He found his lead plaintiff at the Holy Name Center for Homeless Men on Bleecker Street. He was a middle-aged former short-order cook named Robert Callahan who drank himself into vagrancy. Though his friends in the Catholic Worker movement thought a lawsuit should focus on Cardinal Terrence Cooke, because so many of the flophouses were run by the Church, Mr. Hayes, more ambitiously, took on the mayor and the governor.

He argued that a clause in the state constitution stipulating that the “aid, care and support of the needy” were public concerns meant that homeless men were legally entitled to shelter. He prevailed, and the consent decree was signed in August of 1981, by which point Robert Callahan had already been found dead on Mott Street. Subsequent litigation established the same right for women and then, eventually for families with children.

The Hayes cause benefited from the narrow understanding of emerging social realities held by the city’s legal team and its advisers. As the case moved along, advocates argued for 750 beds to be set aside. Assuming that this was a brash overestimate, the city answered that shelter space should be allocated on an as-needed basis. Almost immediately after the decree was signed, it was clear that the need ran much higher. Advocates were back in court by the fall fighting for more beds.

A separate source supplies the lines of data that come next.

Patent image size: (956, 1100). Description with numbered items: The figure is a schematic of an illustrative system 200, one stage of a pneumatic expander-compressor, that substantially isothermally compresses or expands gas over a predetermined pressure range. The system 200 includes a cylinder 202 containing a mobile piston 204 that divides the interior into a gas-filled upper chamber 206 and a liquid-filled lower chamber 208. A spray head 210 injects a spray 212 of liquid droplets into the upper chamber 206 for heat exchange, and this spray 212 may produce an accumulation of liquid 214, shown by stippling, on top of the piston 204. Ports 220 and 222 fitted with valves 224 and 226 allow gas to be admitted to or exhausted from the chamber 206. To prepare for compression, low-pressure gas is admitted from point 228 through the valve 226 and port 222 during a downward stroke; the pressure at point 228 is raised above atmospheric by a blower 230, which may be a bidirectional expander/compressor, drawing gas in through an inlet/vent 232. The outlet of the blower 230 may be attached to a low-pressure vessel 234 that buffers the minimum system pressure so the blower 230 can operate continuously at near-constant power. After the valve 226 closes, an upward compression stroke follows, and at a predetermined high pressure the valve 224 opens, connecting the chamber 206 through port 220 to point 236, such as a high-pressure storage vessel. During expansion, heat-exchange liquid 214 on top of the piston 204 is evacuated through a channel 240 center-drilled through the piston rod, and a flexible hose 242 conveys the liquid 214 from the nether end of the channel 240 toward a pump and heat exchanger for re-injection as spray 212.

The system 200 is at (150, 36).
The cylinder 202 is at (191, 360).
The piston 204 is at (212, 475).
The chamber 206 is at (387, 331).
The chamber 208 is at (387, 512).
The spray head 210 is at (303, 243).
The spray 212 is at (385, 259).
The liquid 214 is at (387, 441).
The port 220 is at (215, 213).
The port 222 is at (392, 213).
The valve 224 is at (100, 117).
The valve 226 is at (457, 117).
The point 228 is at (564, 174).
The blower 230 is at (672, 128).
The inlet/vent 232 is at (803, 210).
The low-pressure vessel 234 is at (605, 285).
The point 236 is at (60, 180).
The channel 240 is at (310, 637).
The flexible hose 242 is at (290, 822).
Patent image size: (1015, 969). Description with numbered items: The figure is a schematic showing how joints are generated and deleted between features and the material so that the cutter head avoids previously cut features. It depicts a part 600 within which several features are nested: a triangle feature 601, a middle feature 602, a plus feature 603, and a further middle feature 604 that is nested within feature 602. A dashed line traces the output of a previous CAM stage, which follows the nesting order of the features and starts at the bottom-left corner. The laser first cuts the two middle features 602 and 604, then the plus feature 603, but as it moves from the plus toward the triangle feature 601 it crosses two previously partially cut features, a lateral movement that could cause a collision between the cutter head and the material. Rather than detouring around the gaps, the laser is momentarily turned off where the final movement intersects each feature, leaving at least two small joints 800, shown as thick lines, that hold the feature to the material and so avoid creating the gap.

“I don’t think they understood their own system,” Kim Hopper, a medical anthropologist at Columbia University, told me. The lowest-rung civil servants, he pointed out, were shunted to shelter services. His work on homelessness and testimony in the Callahan case proved crucial. When lawyers for the city recognized that they were likely to lose, they decided to settle. What the city gained was a greater control over shelter placement and the ability to keep shelters out of neighborhoods where they might produce the most backlash.

Even now, though, an understanding of homelessness among seasoned Democratic politicians is often deficient. Echoing Governor Hochul, Bill Clinton, in a radio interview recently, stressed the need for migrants to get work permits quickly as the clearest means to a solution. However necessary that might be, it ignores the fact the 40 percent of the city’s homeless population is employed.

Revoking the right to temporary housing will not make migrants disappear. Instead, it will leave them settling in public space, building the encampments that have unwound cities like Los Angeles and San Francisco, where there is no similar covenant guaranteeing shelter. It is hard to imagine who would prefer that outcome.